My housing options began to get worse, and more expensive. After some fruitless apartment hunting, I rented a tiny room for $550 per month in what I eventually learned was an illegal rooming house, where the owner refused to give me the rent receipts I needed in order to qualify for government aid. After that, I shared a two-bedroom apartment in the St. Clair West area with a housemate. It was above a store, which made it noisy at night—a problem for me, since I had been earning a small amount of money shovelling snow and doing odd gardening jobs that required me to be awake at 6 a.m.
When I complained to the landlord about the noise, he began harassing us, accusing of us turning the house into a gathering place for suspicious friends, even though we rarely had visitors. I suspect he was trying to oust us so he could raise the rent for the next tenants.
I gave my notice and began looking for a new place to live. But, for the first time in nearly three decades, the search wasn’t just difficult; it was impossible. My disability income has remained roughly the same since 2009: $1,000 per month. Meanwhile, housing-related financial supports have decreased and rents have skyrocketed.
In the past, I had little trouble finding low-end rooming houses and landlords who were willing to rent to me. This time, even though I did manage to find some rooms and bachelor apartments that I could afford, I kept losing them to working people who were able to come up with cash much more quickly than I could. They had been priced out of the upper-tier apartments that might once have been theirs for the taking, and so they were competing with me, for extremely basic housing that even five years ago would have been beneath their notice. At times, they would offer $100 to $200 more per month than the landlord’s asking price. I was experiencing the full brunt of the city’s housing crisis.

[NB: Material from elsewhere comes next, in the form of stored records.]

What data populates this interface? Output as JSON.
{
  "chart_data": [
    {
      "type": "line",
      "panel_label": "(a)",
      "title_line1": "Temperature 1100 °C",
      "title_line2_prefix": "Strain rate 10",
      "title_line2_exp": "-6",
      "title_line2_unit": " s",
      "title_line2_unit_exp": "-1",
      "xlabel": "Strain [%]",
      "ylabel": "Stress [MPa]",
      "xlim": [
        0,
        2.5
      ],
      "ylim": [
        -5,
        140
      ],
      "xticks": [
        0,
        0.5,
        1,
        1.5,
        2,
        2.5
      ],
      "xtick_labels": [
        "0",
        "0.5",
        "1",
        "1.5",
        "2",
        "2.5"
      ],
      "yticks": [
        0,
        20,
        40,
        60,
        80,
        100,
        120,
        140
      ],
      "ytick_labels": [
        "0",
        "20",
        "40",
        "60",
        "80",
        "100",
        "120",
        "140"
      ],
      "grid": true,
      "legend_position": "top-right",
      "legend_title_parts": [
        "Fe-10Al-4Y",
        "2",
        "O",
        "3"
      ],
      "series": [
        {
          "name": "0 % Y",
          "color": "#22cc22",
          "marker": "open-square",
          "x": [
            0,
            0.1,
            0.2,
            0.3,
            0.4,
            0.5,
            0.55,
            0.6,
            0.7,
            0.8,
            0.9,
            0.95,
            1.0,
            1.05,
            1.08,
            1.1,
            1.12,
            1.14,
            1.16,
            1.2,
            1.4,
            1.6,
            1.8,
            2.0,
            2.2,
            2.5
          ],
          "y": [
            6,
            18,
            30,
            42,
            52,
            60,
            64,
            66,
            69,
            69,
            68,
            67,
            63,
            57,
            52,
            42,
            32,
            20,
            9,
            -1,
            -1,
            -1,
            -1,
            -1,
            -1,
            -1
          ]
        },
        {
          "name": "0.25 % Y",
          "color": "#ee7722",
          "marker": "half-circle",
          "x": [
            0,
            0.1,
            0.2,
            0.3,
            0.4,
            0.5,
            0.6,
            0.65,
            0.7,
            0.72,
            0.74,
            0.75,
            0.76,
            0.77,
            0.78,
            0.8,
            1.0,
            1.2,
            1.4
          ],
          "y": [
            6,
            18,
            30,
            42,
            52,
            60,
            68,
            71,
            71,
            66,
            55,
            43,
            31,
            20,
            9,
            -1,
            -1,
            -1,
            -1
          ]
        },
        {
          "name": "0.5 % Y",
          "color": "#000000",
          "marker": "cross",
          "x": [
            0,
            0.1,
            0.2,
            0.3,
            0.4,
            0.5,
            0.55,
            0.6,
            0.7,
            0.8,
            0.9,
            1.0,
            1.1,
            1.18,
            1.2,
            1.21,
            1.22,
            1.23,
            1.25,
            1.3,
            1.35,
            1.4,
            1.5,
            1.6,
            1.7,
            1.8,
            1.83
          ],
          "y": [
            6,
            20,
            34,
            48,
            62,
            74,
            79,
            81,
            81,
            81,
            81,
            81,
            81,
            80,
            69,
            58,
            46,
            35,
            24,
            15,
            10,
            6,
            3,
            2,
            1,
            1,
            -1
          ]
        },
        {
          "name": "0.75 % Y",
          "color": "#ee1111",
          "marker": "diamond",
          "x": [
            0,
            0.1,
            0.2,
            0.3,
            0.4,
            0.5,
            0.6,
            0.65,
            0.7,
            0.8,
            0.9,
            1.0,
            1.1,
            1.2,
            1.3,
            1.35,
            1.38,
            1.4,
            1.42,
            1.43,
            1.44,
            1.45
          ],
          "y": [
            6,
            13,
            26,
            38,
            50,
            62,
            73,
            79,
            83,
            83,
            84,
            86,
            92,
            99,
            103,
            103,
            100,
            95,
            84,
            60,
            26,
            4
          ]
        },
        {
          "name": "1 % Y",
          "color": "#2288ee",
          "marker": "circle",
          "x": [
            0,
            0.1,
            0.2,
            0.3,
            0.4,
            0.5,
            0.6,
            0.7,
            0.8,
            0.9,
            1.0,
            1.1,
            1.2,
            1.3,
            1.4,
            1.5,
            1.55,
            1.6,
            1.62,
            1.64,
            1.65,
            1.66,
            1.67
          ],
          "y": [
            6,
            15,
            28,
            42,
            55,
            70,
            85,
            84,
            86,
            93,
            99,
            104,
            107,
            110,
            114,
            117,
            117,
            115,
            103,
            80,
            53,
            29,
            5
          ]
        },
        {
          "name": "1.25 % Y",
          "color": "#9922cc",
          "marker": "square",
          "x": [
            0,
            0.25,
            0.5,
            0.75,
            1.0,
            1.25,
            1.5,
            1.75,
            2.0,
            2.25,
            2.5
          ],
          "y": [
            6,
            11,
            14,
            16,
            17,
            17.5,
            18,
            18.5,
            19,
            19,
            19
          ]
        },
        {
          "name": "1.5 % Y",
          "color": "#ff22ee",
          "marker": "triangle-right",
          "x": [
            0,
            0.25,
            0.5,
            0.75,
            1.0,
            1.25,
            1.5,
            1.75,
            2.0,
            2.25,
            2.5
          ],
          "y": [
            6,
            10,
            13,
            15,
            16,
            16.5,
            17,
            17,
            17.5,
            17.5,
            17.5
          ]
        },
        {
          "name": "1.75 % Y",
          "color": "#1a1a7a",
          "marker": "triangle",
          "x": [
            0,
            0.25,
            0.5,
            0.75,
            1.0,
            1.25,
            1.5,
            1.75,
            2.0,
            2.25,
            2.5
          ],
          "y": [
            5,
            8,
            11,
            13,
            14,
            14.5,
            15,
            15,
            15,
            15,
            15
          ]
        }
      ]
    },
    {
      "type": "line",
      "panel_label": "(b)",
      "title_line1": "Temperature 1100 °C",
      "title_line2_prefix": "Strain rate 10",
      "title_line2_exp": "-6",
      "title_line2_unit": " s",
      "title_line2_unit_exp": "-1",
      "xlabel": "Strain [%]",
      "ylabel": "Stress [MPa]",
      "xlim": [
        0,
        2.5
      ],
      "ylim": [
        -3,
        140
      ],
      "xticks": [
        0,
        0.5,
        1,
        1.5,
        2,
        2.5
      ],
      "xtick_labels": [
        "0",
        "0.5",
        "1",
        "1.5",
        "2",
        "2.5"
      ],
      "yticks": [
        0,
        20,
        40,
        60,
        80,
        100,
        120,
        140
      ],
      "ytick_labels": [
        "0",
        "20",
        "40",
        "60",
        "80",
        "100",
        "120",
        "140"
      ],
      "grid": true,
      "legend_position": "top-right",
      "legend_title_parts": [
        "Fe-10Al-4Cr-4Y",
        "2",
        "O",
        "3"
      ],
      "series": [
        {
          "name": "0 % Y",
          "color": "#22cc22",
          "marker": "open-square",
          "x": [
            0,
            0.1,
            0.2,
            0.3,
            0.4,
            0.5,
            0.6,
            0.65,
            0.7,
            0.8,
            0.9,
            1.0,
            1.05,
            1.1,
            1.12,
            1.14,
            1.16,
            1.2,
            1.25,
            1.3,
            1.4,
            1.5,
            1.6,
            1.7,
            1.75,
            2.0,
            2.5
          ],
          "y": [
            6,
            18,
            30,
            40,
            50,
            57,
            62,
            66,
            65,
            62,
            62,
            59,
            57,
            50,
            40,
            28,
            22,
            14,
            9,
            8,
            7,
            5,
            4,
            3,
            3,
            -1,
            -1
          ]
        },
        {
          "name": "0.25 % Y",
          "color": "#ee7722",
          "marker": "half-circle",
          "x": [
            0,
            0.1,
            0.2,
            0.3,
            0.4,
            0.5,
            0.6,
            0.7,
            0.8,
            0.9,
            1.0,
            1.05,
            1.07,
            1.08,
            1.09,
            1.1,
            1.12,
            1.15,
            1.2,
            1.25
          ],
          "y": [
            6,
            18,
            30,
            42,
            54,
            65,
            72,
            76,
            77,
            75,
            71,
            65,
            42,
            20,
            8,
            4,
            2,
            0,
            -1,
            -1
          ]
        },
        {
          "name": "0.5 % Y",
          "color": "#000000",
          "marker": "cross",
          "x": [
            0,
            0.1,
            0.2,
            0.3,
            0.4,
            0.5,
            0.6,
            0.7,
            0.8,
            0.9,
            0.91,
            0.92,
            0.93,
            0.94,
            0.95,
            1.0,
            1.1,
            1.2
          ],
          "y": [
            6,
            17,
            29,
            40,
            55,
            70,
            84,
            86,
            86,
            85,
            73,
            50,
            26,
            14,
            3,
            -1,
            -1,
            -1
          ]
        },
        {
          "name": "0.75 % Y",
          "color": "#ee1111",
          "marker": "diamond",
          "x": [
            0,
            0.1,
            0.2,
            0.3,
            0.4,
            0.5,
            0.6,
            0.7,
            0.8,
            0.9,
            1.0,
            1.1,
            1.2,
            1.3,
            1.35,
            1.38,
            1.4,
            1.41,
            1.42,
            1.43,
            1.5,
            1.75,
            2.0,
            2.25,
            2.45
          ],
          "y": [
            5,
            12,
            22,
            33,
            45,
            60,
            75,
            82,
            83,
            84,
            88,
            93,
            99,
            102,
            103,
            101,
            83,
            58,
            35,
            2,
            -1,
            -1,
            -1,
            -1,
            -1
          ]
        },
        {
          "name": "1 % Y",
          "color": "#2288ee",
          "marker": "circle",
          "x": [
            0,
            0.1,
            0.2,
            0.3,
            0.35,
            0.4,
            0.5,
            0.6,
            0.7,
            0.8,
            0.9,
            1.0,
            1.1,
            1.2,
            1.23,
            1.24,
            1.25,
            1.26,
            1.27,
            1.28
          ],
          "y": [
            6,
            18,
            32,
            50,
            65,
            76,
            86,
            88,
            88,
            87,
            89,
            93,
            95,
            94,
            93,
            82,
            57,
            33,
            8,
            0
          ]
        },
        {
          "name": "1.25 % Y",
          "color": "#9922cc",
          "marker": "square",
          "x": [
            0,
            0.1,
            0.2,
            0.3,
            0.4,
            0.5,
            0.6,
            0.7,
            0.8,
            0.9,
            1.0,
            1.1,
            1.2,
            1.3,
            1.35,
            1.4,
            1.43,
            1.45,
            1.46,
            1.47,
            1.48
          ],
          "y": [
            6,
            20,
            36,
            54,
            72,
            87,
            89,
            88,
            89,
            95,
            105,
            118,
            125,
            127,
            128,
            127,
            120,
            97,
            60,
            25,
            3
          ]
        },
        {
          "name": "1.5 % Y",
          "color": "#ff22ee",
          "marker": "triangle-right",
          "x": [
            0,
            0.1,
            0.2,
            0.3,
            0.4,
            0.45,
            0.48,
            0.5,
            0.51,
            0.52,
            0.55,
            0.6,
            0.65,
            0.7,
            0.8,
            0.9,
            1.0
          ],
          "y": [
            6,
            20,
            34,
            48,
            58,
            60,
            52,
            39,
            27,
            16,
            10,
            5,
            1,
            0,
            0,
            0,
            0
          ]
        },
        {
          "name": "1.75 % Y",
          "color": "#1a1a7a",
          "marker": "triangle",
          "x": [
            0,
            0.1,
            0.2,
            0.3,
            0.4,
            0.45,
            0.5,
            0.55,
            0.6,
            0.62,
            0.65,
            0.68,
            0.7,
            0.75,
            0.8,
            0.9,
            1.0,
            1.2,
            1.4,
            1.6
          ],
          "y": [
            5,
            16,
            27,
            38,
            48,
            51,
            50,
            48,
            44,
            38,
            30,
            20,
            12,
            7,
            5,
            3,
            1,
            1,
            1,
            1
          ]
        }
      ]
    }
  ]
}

With nowhere else to go, I landed at a homeless shelter. Each 100-square-foot room was crammed with four to six people, some with physical disabilities, visual and hearing impairments, serious psychological disorders or chronic respiratory conditions. There were five washrooms, all of them plagued with plumbing problems. Fearful of disease, I started using an alcohol-based hand sanitizer. When the shelter staff smelled the sanitizer on my hands, they thought I had been drinking, which was against the house rules. I had to plead with them not to kick me out. One of them put his face inches from mine and smelled my breath.
The shelter staff kept residents under constant surveillance. Every time we entered the building, they would search our bags for drugs, weapons or other contraband. The environment was prison-like, and, just like in prison, bullying was rampant. I was becoming increasingly demoralized and despondent.
After nearly 11 months in the shelter, with no progress finding permanent housing in the city, I made a decision: I’d leave town. In desperation, I called a friend in Lindsay, Ontario, a two-hour drive northeast of the city. He invited me to stay with him for a little while. Within a week after I arrived, I managed to find a spot in a rooming house—a bedroom with about 150 square feet of living space, plus a shared kitchen and bathroom—for $575 per month. I applied for government housing supports for my first and last month’s rent, and now I’m finally housed again. I don’t think I’ll ever be able to afford to return to the city, and I know I’m not alone.